John McGrath, chief executive of McGrath Estate Agents, told Bloomberg the Chinese investment drive which Sydney’s property market is currently witnessing hasn’t been seen for a generation.
“I haven’t seen a trend like this in 30 years, in terms of a brand new demographic group entering the Australian market with so much impact as I’ve seen in the last 12 months,” said McGrath in a television interview.
According to McGrath, in some parts of Sydney as many as 80 per cent of homes are being sold to Chinese buyers, spurred by capital growth expectations as well as the practical exigency of housing children who may be studying abroad at universities in Australia.

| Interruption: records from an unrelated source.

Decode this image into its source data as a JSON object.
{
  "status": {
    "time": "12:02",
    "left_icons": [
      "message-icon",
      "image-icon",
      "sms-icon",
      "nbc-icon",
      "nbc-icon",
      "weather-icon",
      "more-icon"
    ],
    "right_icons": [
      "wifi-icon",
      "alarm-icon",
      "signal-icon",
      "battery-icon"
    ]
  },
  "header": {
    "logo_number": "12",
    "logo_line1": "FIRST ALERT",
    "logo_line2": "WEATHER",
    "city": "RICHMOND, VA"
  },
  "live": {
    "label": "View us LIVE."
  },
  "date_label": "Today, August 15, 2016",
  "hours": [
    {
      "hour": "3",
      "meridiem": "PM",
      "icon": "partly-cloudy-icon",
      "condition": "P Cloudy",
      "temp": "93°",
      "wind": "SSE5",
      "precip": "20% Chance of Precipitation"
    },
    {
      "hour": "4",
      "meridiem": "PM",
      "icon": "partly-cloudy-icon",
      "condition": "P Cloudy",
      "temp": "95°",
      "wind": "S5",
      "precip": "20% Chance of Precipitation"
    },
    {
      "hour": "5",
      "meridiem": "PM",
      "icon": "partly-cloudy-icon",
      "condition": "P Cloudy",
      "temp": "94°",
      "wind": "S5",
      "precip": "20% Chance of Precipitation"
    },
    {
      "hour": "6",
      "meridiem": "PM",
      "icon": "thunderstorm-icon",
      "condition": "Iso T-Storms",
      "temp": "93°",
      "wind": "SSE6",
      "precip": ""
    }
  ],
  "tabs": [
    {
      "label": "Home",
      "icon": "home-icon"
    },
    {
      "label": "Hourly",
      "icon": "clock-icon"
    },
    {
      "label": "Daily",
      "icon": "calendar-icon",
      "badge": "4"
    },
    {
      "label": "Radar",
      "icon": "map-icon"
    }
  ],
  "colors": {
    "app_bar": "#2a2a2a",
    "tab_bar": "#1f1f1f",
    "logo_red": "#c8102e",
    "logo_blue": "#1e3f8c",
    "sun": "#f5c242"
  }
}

The latest data from the Foreign Investment Review Board indicates that China became the third largest source of foreign investment for the Australian real estate sector in the 2012 fiscal year behind the US and Singapore, with $4.2 billion in purchases. This volume of transactions marks a staggering 75 per cent leap compared to investment levels just two years ago.
Enthusiasm for Australia estate among Chinese investors has been further spurred by strict restrictions on property purchases back home as Beijing struggles to contain a bubble in China’s own real estate market, as well as by record low interest rates which can be pegged for lengthy periods.
In response to the surge of demand from Chinese investors, McGrath has established a Mandarin-language desk in Sydney, and is mulling the establishment of operations in China itself.
Other Australian realtors have already taken the initiative of opening offices in Asia itself, at the expense of operations and potential clients in their own home market.
“We’re hearing that a lot of developers now aren’t even marketing in Australia,” said NAB senior economist Robert De Iure. “They’re marketing them in Hong Kong, Singapore and China, and we’re not even getting a look-in.”